プロジェクトストーリー

PROJECT story

  • 翔けるプロジェクト
なぜ、葬祭用品メーカーが〈もなか〉を販売?これが思っていたよりすごかった。

なぜ、葬祭用品メーカーがもなかを…?

ずっと会えていなかった、私のおばあちゃん。 コロナ禍だった年に、私は祖母を亡くしました。

コロナウイルスの流行という特殊な状況に加え、祖母の住んでいる地域が遠方だったこと、娘がまだ生まれたばかりだったことなどが重なり、四十九日の法要どころかお葬式にさえ出席できませんでした。

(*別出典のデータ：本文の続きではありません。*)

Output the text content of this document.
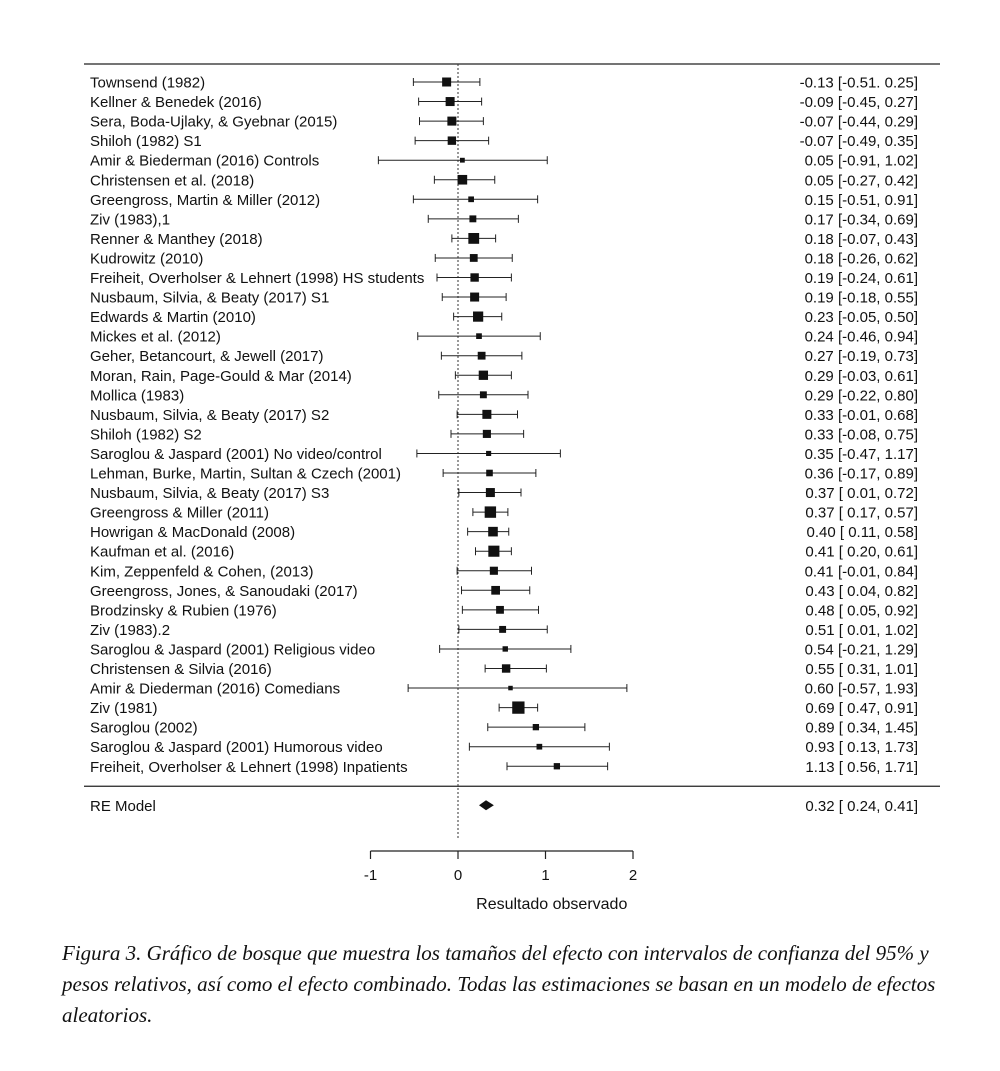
Townsend (1982)	-0.13 [-0.51. 0.25]
Kellner & Benedek (2016)	-0.09 [-0.45, 0.27]
Sera, Boda-Ujlaky, & Gyebnar (2015)	-0.07 [-0.44, 0.29]
Shiloh (1982) S1	-0.07 [-0.49, 0.35]
Amir & Biederman (2016) Controls	0.05 [-0.91, 1.02]
Christensen et al. (2018)	0.05 [-0.27, 0.42]
Greengross, Martin & Miller (2012)	0.15 [-0.51, 0.91]
Ziv (1983),1	0.17 [-0.34, 0.69]
Renner & Manthey (2018)	0.18 [-0.07, 0.43]
Kudrowitz (2010)	0.18 [-0.26, 0.62]
Freiheit, Overholser & Lehnert (1998) HS students	0.19 [-0.24, 0.61]
Nusbaum, Silvia, & Beaty (2017) S1	0.19 [-0.18, 0.55]
Edwards & Martin (2010)	0.23 [-0.05, 0.50]
Mickes et al. (2012)	0.24 [-0.46, 0.94]
Geher, Betancourt, & Jewell (2017)	0.27 [-0.19, 0.73]
Moran, Rain, Page-Gould & Mar (2014)	0.29 [-0.03, 0.61]
Mollica (1983)	0.29 [-0.22, 0.80]
Nusbaum, Silvia, & Beaty (2017) S2	0.33 [-0.01, 0.68]
Shiloh (1982) S2	0.33 [-0.08, 0.75]
Saroglou & Jaspard (2001) No video/control	0.35 [-0.47, 1.17]
Lehman, Burke, Martin, Sultan & Czech (2001)	0.36 [-0.17, 0.89]
Nusbaum, Silvia, & Beaty (2017) S3	0.37 [ 0.01, 0.72]
Greengross & Miller (2011)	0.37 [ 0.17, 0.57]
Howrigan & MacDonald (2008)	0.40 [ 0.11, 0.58]
Kaufman et al. (2016)	0.41 [ 0.20, 0.61]
Kim, Zeppenfeld & Cohen, (2013)	0.41 [-0.01, 0.84]
Greengross, Jones, & Sanoudaki (2017)	0.43 [ 0.04, 0.82]
Brodzinsky & Rubien (1976)	0.48 [ 0.05, 0.92]
Ziv (1983).2	0.51 [ 0.01, 1.02]
Saroglou & Jaspard (2001) Religious video	0.54 [-0.21, 1.29]
Christensen & Silvia (2016)	0.55 [ 0.31, 1.01]
Amir & Diederman (2016) Comedians	0.60 [-0.57, 1.93]
Ziv (1981)	0.69 [ 0.47, 0.91]
Saroglou (2002)	0.89 [ 0.34, 1.45]
Saroglou & Jaspard (2001) Humorous video	0.93 [ 0.13, 1.73]
Freiheit, Overholser & Lehnert (1998) Inpatients	1.13 [ 0.56, 1.71]
RE Model	0.32 [ 0.24, 0.41]
-1	0	1	2
Resultado observado

Figura 3. Gráfico de bosque que muestra los tamaños del efecto con intervalos de confianza del 95% y pesos relativos, así como el efecto combinado. Todas las estimaciones se basan en un modelo de efectos aleatorios.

そしてそのまま、祖母が亡くなったことに対する「自分の気持ちの整理」も、「祖母へゆっくりと想いを馳せること」もできずに、育児と仕事に追われながらズルズルと過ごしてきてしまいました。

そんなある日、サンプル作成中だった〈雲もなか〉。
一緒に体験してみる?と声をかけてもらい、お昼の休憩時間にもなかを作ることになったのです。


「もなかを作るだけで、そんな簡単にいく?」

〈雲もなか〉は、もなかをつくる時間で、”故人へ想いを馳せ、今を生きる希望をひきだす“体験ができる商品です。

「おもう」「つくる」「たべる」——3つの工程で進めていきます。

まず、故人を思い浮かべながら、思い出や人柄をイメージして白あんに色をつけます。 次に、その色をつけたあん(=故人への想い)を、雲の形をしたもなかにのせます。 最後にそれを食べることで、想いを自分の中に取り込み、生きるエネルギーに変えるきっかけにするのです。

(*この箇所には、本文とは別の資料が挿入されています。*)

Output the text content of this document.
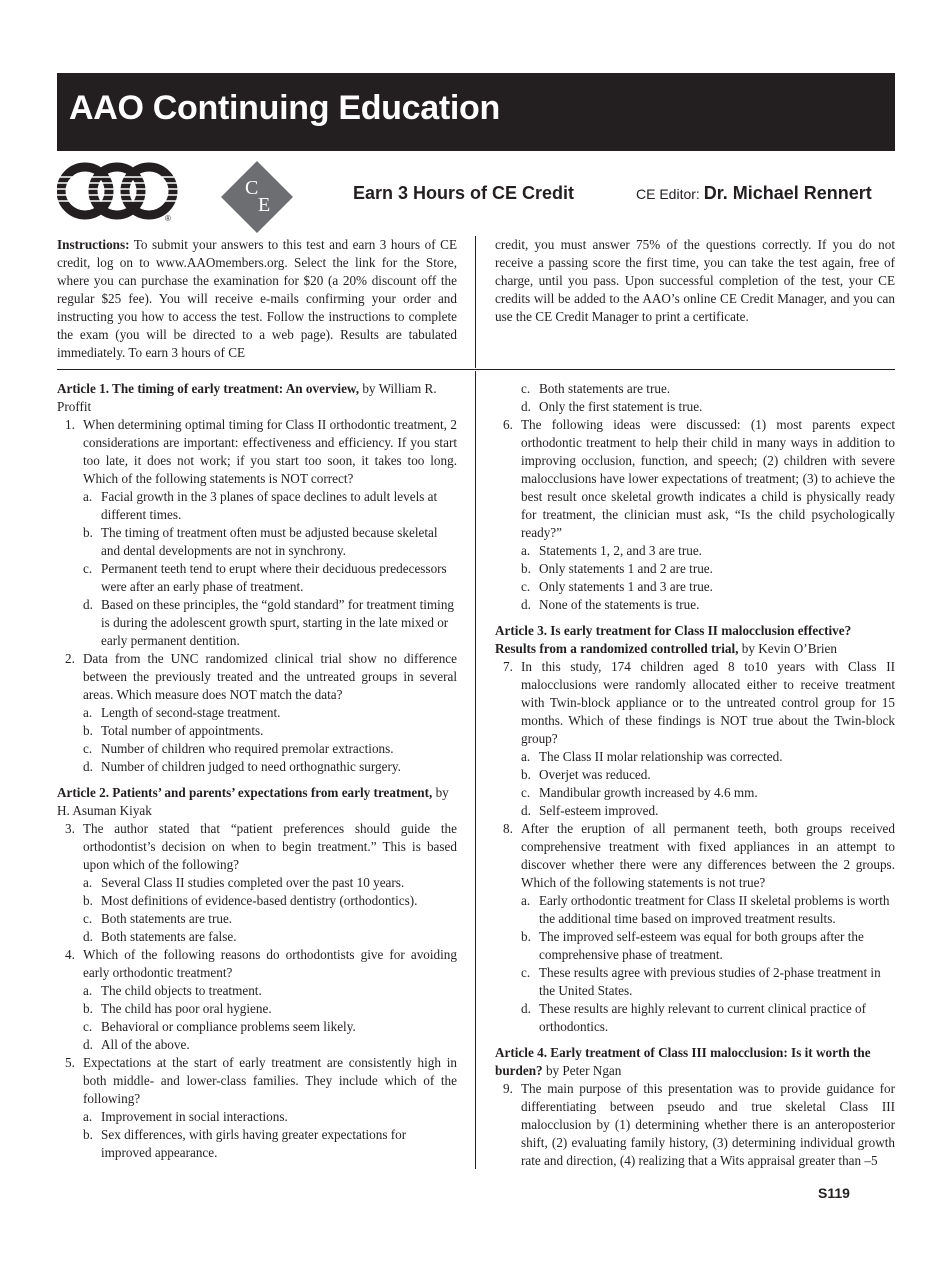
AAO Continuing Education
®
C
E
Earn 3 Hours of CE Credit	CE Editor: Dr. Michael Rennert

Instructions: To submit your answers to this test and earn 3 hours of CE credit, log on to www.AAOmembers.org. Select the link for the Store, where you can purchase the examination for $20 (a 20% discount off the regular $25 fee). You will receive e-mails confirming your order and instructing you how to access the test. Follow the instructions to complete the exam (you will be directed to a web page). Results are tabulated immediately. To earn 3 hours of CE

credit, you must answer 75% of the questions correctly. If you do not receive a passing score the first time, you can take the test again, free of charge, until you pass. Upon successful completion of the test, your CE credits will be added to the AAO’s online CE Credit Manager, and you can use the CE Credit Manager to print a certificate.

Article 1. The timing of early treatment: An overview, by William R. Proffit

1. When determining optimal timing for Class II orthodontic treatment, 2 considerations are important: effectiveness and efficiency. If you start too late, it does not work; if you start too soon, it takes too long. Which of the following statements is NOT correct?
a. Facial growth in the 3 planes of space declines to adult levels at different times.
b. The timing of treatment often must be adjusted because skeletal and dental developments are not in synchrony.
c. Permanent teeth tend to erupt where their deciduous predecessors were after an early phase of treatment.
d. Based on these principles, the “gold standard” for treatment timing is during the adolescent growth spurt, starting in the late mixed or early permanent dentition.
2. Data from the UNC randomized clinical trial show no difference between the previously treated and the untreated groups in several areas. Which measure does NOT match the data?
a. Length of second-stage treatment.
b. Total number of appointments.
c. Number of children who required premolar extractions.
d. Number of children judged to need orthognathic surgery.

Article 2. Patients’ and parents’ expectations from early treatment, by H. Asuman Kiyak

3. The author stated that “patient preferences should guide the orthodontist’s decision on when to begin treatment.” This is based upon which of the following?
a. Several Class II studies completed over the past 10 years.
b. Most definitions of evidence-based dentistry (orthodontics).
c. Both statements are true.
d. Both statements are false.
4. Which of the following reasons do orthodontists give for avoiding early orthodontic treatment?
a. The child objects to treatment.
b. The child has poor oral hygiene.
c. Behavioral or compliance problems seem likely.
d. All of the above.
5. Expectations at the start of early treatment are consistently high in both middle- and lower-class families. They include which of the following?
a. Improvement in social interactions.
b. Sex differences, with girls having greater expectations for improved appearance.
c. Both statements are true.
d. Only the first statement is true.
6. The following ideas were discussed: (1) most parents expect orthodontic treatment to help their child in many ways in addition to improving occlusion, function, and speech; (2) children with severe malocclusions have lower expectations of treatment; (3) to achieve the best result once skeletal growth indicates a child is physically ready for treatment, the clinician must ask, “Is the child psychologically ready?”
a. Statements 1, 2, and 3 are true.
b. Only statements 1 and 2 are true.
c. Only statements 1 and 3 are true.
d. None of the statements is true.

Article 3. Is early treatment for Class II malocclusion effective? Results from a randomized controlled trial, by Kevin O’Brien

7. In this study, 174 children aged 8 to10 years with Class II malocclusions were randomly allocated either to receive treatment with Twin-block appliance or to the untreated control group for 15 months. Which of these findings is NOT true about the Twin-block group?
a. The Class II molar relationship was corrected.
b. Overjet was reduced.
c. Mandibular growth increased by 4.6 mm.
d. Self-esteem improved.
8. After the eruption of all permanent teeth, both groups received comprehensive treatment with fixed appliances in an attempt to discover whether there were any differences between the 2 groups. Which of the following statements is not true?
a. Early orthodontic treatment for Class II skeletal problems is worth the additional time based on improved treatment results.
b. The improved self-esteem was equal for both groups after the comprehensive phase of treatment.
c. These results agree with previous studies of 2-phase treatment in the United States.
d. These results are highly relevant to current clinical practice of orthodontics.

Article 4. Early treatment of Class III malocclusion: Is it worth the burden? by Peter Ngan

9. The main purpose of this presentation was to provide guidance for differentiating between pseudo and true skeletal Class III malocclusion by (1) determining whether there is an anteroposterior shift, (2) evaluating family history, (3) determining individual growth rate and direction, (4) realizing that a Wits appraisal greater than –5
S119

このもなかについての説明を聞いたとき、正直こう思いました。
「もなかを作るだけでそんな簡単にうまくいく?」と。

半信半疑なまま、社員6名が集まり体験が始まりました。


おばあちゃんを思いながら作ったもなか

私の祖母は背がとても高く、ショートカットでかっこいい雰囲気の人でした。

近所の小さな海岸へカニを探しに行ったり、暑い日には移動販売のアイスを買ってもらったり、家の周りにたくさん飛んでいたシオカラトンボを一緒につかまえたり…たくさん聞こえるセミの声、じりじりとした暑さ、おばあちゃんのサンダルとタンクトップ、いろんな記憶が頭の中をめぐっていきます。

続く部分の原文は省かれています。